"I'm sure there'll be articles: 'Larry Ellison Just Doesn't Get It,' " Larry Ellison said.
The Oracle Corp. (Nasdaq: ORCL) CEO was mumbling to himself between sentences of an anti-cloud rant. Ellison was on stage yesterday, closing out a five-hour strategy exposition for media, analysts, customers, and partners, in which Oracle described what it's going to do after the pending acquisition of Sun Microsystems Inc. (See Oracle/Sun Expresses Telco Ambitions.) (Light Reading wasn't there, but we caught the Webcast.)
Ellison took questions that gravitated toward light topics -- his America's Cup bid, his attempt to buy the Golden State Warriors (they're a basketball team, theoretically), whether he's going to run for public office (no). Inevitably, cloud computing came up. And Ellison, known for being, er... passionate about certain topics, got revved up.
"We already run our applications for our customers. We've been doing that for about 15 years, so we've been in cloud computing for at least 15 years. As far as I can tell, cloud computing dates back to the first ENIAC, built during World War II. Anyway, the 'cloud' name just drives me crazy. It really does," he said.
He went on to point out that Oracle is already in cloud computing, as its database and middleware are being used by Salesforce.com Inc. and countless other cloud-related businesses.
"Now that we have this new name, 'cloud,' will we suddenly become unprofitable because of the word 'cloud?' Or should we change our business model? The only thing that's new is the word. We've been doing this for a very, very long time."
At this point, the audience -- many of whom probably agreed with Ellison -- giggled quietly and a little uncomfortably. And he kept going:
"If there's something else in the cloud that I'm missing, would someone tell me? If I don't get it, I'd like to know now and quickly change... Please, someone, tell me now. Seriously!"
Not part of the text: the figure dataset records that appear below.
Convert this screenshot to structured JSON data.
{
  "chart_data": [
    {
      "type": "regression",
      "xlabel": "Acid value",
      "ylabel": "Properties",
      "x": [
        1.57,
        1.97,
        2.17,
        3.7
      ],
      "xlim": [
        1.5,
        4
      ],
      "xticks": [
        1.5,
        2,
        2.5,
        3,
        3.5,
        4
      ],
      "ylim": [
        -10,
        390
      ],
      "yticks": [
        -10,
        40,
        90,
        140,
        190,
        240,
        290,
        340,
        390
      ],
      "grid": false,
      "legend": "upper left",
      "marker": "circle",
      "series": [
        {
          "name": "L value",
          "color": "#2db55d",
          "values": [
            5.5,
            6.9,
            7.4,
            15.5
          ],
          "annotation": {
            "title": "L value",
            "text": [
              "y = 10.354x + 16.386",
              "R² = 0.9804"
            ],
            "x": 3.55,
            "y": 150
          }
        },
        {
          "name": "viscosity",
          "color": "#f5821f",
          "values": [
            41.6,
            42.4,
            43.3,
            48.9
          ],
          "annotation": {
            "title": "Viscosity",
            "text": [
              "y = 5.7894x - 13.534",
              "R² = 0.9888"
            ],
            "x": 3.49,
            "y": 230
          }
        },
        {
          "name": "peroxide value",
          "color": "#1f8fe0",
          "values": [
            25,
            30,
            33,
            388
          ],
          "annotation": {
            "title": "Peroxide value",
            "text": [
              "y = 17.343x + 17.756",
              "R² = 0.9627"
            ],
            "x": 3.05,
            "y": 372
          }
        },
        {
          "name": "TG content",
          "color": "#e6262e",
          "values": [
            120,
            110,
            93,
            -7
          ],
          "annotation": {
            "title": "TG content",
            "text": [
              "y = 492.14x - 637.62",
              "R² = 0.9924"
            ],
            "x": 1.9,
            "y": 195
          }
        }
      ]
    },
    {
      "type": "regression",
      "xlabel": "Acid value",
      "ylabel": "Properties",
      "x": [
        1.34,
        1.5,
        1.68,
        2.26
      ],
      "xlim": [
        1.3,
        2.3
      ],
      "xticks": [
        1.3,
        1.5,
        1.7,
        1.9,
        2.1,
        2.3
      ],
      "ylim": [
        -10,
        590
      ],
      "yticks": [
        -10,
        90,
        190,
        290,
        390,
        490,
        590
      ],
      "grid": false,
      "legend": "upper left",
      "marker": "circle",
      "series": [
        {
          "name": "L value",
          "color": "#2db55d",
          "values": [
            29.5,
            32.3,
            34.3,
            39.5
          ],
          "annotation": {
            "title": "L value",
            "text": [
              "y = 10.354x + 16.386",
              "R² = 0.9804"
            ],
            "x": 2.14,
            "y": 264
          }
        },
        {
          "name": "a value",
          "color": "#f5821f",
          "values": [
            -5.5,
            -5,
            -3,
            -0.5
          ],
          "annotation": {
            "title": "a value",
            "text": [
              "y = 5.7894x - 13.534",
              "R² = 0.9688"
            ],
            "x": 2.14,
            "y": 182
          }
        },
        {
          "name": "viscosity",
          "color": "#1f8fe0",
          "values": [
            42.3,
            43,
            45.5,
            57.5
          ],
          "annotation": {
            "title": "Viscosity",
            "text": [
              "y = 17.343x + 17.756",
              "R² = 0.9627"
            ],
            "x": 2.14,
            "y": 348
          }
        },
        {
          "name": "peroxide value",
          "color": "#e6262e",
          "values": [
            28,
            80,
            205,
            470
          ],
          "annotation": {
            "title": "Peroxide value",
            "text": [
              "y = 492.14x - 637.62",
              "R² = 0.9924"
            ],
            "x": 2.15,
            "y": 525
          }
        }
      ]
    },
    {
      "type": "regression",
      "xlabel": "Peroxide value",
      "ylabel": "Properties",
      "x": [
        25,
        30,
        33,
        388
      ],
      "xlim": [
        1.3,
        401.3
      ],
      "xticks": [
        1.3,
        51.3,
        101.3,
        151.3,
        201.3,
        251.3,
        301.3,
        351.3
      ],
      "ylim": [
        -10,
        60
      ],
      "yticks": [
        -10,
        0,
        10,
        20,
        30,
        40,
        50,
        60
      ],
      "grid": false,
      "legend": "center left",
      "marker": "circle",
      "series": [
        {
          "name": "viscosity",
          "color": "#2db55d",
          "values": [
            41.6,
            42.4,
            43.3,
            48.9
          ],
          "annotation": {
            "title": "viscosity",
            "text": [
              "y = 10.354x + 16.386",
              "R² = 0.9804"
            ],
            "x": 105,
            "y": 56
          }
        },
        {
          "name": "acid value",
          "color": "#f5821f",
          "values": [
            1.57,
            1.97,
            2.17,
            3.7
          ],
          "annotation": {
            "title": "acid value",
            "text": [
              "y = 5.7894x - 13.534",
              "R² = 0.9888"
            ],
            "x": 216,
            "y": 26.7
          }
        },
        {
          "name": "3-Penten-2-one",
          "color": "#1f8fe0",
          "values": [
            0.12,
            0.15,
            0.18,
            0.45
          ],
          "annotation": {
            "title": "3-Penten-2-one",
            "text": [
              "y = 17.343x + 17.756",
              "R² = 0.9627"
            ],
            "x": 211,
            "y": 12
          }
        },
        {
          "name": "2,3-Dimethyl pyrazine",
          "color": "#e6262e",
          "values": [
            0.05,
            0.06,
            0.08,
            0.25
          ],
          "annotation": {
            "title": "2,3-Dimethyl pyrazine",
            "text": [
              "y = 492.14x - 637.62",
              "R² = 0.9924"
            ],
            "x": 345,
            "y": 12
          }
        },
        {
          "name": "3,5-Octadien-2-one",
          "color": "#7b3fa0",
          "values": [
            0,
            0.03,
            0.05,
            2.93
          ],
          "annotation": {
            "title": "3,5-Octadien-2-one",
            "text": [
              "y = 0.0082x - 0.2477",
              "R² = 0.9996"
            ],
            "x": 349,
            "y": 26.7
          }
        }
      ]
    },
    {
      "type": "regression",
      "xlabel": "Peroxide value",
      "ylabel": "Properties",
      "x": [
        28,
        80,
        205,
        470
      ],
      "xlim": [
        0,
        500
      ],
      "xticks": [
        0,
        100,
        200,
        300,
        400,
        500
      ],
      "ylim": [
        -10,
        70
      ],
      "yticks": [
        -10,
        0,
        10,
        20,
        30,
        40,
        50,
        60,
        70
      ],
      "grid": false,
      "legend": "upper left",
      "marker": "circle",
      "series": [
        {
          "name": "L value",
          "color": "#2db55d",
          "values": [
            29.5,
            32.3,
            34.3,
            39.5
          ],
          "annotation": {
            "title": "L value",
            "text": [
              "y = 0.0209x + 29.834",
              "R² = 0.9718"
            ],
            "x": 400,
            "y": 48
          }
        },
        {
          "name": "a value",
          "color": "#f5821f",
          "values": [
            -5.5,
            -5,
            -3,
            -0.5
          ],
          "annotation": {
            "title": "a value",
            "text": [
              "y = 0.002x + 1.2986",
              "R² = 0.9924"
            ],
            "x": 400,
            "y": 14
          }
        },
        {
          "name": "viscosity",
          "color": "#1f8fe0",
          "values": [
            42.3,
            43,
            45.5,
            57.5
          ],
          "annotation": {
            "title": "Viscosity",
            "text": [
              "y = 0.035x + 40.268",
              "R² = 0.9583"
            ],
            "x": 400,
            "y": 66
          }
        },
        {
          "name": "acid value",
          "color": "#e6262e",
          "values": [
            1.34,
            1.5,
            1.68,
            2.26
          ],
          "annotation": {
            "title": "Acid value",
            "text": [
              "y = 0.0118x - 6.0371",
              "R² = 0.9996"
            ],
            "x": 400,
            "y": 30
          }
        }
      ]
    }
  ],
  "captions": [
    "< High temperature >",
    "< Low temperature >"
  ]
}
On the Webcast, the cameras switched to the audience at this point. Lots of people smiled, but none volunteered an answer.
Actually, you could argue the cloud does offer something more, in virtualization. Servers are being made generic, able to run arbitrary applications, and storage can be spread out more widely, geographically, than it used to be.
But Ellison has a point that "cloud" tends to be overused. "Now, data centers are feeling bad that they weren't in cloud computing, so they rename their data center a 'private cloud'. "
Ellison eventually 'fessed up that the world has changed due to Internet connectivity. He's just irked that "cloud" gets the credit for some very old ideas. Gmail, for example, gets cited as a "cloud" application even though Hotmail did the same thing about 10 years ago.
And don't forget that Ellison himself, back in Hotmail's day, tried to pioneer something related to the cloud: the network computer. It would have been like a netbook but without personal storage; all applications were to run somewhere in the network.